Previous studies mostly held that the oxidation capacity of ferrate depends on the involvement of intermediate iron species (i.e., Fe^IV/Fe^V), however, the potential role of the metastable complex was disregarded in ferrate-based heterogeneous catalytic oxidation processes. Herein, we reported a complexation-mediated electron transfer mechanism in the ferrihydrite–ferrate system toward sulfamethoxazole (SMX) degradation. A synergy between intermediate Fe^IV/Fe^V oxidation and the intramolecular electron transfer step was proposed. Specifically, the conversion of phenyl methyl sulfoxide (PMSO) to methyl phenyl sulfone (PMSO₂) suggested that Fe^IV/Fe^V was involved in the oxidation of SMX. Moreover, based on the in situ Raman test and chronopotentiometry analysis, the formation of the metastable complex of ferrihydrite/ferrate was found, which possesses higher oxidation potential than free ferrate and could achieve the preliminary oxidation of organics via the electron transfer step.

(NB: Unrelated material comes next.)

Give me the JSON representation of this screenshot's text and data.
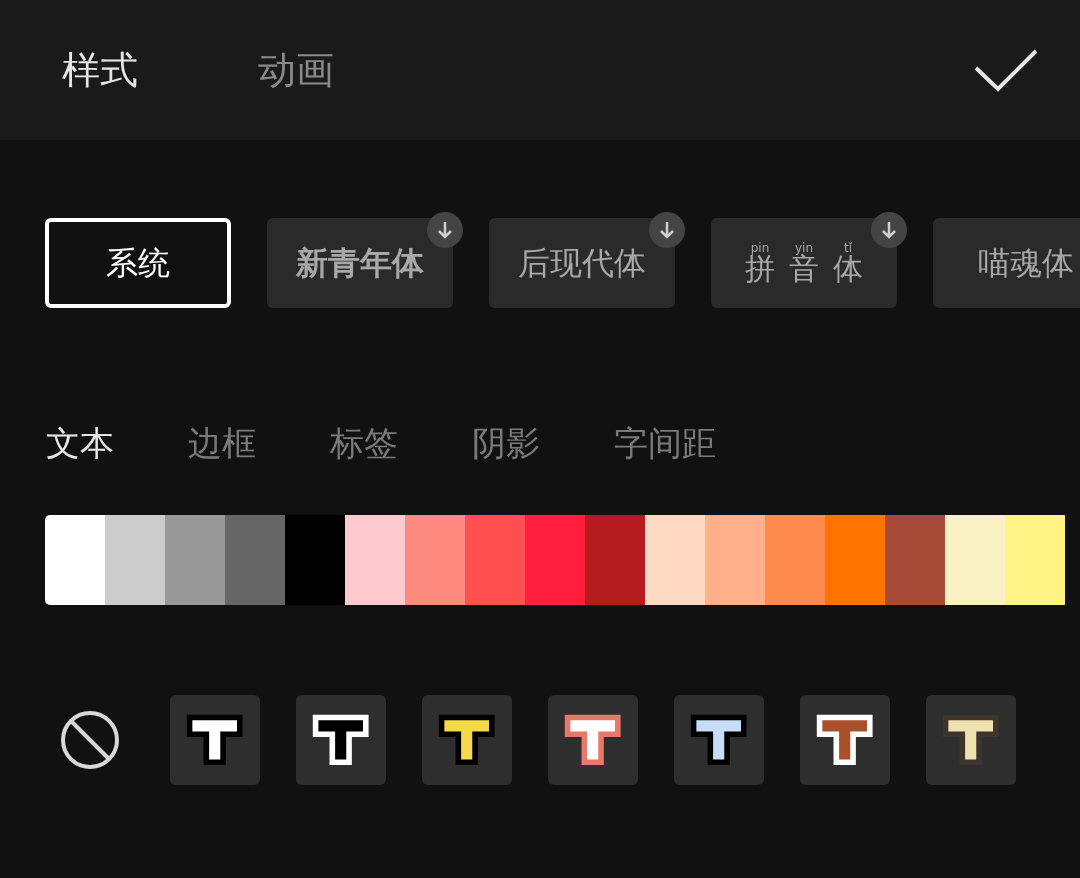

In addition, the amino group of SMX could complex with ferrate, and the resulting metastable complex of ferrihydrite/ferrate would combine further with SMX molecules, leading to intramolecular electron transfer and SMX degradation. The ferrate loss experiments suggested that ferrihydrite could accelerate the decomposition of ferrate. Finally, the effects of pH value, anions, humic acid, and actual water on the degradation of SMX by ferrihydrite–ferrate were also revealed. Overall, ferrihydrite demonstrated high catalytic capacity, good reusability, and nontoxic performance for ferrate activation. The ferrihydrite–ferrate process may be a green and promising method for organic removal in wastewater treatment.